South Africa has much smaller pools of risk capital than other countries in Africa and abroad. We therefore tend to fund our companies at lower levels. As a result, South African companies are usually weaker than their competition and often end up getting acquired before they can realize their full potential. Our public companies achieve valuations that are much lower than their peers south of the border. This applies to JSE-listed companies as well as dual-listed South African companies.
A recent analysis by Startup Institute (the education and research arm of Startup Mzansi) suggests that this undervaluation is systemic across the tech sector.

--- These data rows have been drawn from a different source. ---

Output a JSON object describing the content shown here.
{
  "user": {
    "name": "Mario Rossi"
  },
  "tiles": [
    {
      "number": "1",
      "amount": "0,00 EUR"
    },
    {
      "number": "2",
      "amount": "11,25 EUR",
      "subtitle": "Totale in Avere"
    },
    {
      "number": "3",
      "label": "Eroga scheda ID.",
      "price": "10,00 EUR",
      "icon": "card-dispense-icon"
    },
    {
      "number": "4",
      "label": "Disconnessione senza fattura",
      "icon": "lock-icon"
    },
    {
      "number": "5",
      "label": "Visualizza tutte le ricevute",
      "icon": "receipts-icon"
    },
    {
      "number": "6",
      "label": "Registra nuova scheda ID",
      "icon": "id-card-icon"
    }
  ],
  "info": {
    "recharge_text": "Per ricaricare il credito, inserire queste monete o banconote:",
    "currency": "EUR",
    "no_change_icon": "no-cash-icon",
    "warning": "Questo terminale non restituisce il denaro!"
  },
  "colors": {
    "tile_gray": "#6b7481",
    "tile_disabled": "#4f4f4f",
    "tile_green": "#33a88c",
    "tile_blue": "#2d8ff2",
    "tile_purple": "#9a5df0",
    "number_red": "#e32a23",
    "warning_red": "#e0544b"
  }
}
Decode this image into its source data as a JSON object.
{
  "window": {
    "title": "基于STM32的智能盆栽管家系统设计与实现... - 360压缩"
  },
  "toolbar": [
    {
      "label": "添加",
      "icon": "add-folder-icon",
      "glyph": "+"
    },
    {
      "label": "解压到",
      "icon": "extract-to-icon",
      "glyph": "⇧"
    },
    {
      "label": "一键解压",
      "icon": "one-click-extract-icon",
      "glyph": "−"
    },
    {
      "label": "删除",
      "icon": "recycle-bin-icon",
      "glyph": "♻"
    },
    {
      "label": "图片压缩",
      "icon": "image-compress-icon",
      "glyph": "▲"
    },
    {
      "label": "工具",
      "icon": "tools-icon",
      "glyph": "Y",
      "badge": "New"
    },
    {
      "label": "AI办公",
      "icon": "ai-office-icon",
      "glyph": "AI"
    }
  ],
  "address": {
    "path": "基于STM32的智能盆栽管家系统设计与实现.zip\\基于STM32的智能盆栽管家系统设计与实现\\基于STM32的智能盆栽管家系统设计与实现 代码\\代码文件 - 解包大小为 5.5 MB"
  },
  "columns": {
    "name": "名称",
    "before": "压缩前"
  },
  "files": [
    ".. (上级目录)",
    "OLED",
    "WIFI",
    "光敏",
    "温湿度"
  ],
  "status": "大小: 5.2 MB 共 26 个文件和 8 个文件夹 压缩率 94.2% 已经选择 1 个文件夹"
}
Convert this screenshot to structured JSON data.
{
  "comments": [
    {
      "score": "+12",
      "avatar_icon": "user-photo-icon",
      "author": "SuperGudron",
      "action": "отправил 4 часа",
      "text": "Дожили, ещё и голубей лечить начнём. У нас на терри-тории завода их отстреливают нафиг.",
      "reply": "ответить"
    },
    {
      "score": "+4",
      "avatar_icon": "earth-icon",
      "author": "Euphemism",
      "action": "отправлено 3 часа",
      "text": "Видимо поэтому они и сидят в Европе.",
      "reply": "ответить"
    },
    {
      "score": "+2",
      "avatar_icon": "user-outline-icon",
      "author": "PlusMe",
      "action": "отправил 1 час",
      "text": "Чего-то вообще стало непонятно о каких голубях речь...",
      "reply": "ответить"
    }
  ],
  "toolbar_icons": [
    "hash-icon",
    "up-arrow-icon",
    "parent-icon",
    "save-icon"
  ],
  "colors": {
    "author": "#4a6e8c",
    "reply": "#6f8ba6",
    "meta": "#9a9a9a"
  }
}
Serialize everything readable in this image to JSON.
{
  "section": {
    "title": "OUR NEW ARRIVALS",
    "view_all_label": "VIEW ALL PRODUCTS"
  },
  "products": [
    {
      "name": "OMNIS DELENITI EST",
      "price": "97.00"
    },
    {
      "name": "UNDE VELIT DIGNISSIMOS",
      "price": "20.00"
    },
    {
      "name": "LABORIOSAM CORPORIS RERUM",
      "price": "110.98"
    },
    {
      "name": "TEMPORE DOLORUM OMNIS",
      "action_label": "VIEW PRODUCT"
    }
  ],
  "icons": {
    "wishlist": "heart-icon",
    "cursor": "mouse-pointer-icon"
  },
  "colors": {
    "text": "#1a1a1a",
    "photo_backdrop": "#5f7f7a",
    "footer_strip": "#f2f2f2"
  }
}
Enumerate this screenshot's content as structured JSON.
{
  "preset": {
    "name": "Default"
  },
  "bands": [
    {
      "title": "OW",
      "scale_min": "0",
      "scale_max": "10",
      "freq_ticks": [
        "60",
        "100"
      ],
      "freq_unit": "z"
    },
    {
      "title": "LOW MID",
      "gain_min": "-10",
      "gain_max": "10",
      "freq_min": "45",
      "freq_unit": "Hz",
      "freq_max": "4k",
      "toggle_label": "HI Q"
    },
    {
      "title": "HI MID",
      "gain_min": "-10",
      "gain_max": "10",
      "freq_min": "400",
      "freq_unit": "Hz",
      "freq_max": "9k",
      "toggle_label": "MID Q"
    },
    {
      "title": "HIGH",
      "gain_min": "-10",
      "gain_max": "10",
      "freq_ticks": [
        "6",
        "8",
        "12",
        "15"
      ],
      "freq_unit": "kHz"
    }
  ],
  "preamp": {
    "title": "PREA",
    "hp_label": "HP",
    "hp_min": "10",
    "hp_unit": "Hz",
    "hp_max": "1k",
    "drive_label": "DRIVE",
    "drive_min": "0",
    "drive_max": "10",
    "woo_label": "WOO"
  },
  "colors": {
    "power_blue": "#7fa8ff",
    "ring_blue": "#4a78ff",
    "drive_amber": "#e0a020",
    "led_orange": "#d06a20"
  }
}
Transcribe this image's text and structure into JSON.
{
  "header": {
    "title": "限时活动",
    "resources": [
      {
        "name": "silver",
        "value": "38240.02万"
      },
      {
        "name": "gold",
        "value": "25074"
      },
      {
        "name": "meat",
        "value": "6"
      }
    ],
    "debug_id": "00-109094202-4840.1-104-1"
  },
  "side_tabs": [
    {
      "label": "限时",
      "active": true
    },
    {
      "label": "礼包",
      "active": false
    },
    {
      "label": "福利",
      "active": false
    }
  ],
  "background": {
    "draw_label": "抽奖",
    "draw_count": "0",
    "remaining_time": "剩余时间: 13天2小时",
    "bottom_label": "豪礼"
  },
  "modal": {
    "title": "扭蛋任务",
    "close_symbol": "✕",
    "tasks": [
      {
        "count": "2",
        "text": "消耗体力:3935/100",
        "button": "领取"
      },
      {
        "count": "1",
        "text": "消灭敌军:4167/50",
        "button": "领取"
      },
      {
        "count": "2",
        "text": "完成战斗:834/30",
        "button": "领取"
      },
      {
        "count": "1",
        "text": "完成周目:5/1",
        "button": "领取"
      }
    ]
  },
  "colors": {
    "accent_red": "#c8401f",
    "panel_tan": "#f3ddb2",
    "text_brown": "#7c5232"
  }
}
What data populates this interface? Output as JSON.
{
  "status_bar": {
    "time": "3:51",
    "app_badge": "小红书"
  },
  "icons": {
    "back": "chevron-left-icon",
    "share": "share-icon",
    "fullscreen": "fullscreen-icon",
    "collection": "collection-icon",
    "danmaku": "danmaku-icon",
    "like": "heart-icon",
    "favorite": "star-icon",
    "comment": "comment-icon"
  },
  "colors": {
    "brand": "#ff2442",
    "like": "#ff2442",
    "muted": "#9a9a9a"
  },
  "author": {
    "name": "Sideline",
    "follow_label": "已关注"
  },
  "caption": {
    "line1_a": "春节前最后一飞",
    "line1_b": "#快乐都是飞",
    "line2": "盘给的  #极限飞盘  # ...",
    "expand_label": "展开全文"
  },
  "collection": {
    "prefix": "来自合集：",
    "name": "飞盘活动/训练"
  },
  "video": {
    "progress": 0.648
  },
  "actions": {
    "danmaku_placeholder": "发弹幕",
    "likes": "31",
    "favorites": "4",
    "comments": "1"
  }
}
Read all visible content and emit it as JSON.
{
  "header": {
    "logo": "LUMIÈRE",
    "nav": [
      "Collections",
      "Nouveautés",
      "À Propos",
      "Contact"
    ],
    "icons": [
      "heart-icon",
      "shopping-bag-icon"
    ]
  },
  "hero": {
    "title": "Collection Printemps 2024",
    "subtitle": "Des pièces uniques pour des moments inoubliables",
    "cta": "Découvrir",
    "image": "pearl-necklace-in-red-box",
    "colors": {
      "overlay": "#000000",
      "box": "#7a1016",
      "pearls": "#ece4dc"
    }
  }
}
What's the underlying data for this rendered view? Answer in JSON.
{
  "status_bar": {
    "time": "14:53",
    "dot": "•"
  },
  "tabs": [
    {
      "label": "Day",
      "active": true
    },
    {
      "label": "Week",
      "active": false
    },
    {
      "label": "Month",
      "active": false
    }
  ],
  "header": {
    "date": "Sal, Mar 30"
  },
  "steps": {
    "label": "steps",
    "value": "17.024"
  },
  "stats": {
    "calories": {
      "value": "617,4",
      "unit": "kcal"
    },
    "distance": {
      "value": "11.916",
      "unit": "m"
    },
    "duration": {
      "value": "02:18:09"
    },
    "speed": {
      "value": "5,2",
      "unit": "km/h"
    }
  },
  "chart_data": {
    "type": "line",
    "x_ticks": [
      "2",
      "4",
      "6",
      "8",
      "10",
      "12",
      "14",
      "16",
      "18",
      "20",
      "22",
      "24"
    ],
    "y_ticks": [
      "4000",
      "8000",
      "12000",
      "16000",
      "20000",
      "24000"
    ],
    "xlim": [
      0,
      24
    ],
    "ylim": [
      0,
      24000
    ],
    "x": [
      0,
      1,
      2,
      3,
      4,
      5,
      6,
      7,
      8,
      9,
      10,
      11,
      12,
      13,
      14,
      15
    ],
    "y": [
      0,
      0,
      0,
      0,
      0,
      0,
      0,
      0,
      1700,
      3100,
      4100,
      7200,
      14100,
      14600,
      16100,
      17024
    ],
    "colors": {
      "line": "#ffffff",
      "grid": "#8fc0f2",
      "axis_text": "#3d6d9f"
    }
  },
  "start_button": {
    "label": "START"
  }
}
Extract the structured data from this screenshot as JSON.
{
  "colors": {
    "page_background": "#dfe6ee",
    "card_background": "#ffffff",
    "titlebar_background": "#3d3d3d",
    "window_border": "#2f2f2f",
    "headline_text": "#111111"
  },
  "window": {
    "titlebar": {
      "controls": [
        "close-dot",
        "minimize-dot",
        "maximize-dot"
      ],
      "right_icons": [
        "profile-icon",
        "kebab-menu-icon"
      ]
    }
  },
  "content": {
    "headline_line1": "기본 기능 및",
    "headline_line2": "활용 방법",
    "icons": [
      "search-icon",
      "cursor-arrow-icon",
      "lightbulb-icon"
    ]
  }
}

ICT companies for example are valued at a 23 percent discount in the software sector and a 34 percent discount in the hardware sector.
We need to solve the risk-capital problem, at least in the seed and venture stages. This cannot be done through one-shot government handouts or wishful thinking that the money will come across the border. The problem is systemic, tied to risk aversion, and will take years to change. We need significant new capital on an annual basis. This has to come from the private sector or private individuals and not from government, where risks on this magnitude are not sustainable.
When it comes to financing, availability of capital is only part of the equation. Entrepreneurs need to have access to learning opportunities to better understand the continuum of startup finance; the differences, benefits and disadvantages of debt and equity finance; lean principles and the virtues of bootstrapping and ‘having skin in the game’; and, the importance of real clients, users and customers.
Additionally, given the emergent renaissance of angel investment in South Africa, programs need to be developed to not only train angel investors, but also to create a nationally connected and scalable model for angel networks nationwide. Money needs people with the skills to deploy it. It will take time to build this ecosystem.
In addition to increasing the availability of both seed funding and real venture capital, South Africa needs to explore new funding models and investment incentives because traditional financing mechanisms are no longer relevant or are no longer responsive to the changing nature and culture of South African startups.
Notably, facilitating South African crowdfunding platforms, and exploring any securities regulations that might inhibit the development of healthy crowd funding culture, could empower South African entrepreneurs to find new ways of raising seed-stage capital and engage more South Africans in entrepreneurial ventures in the process.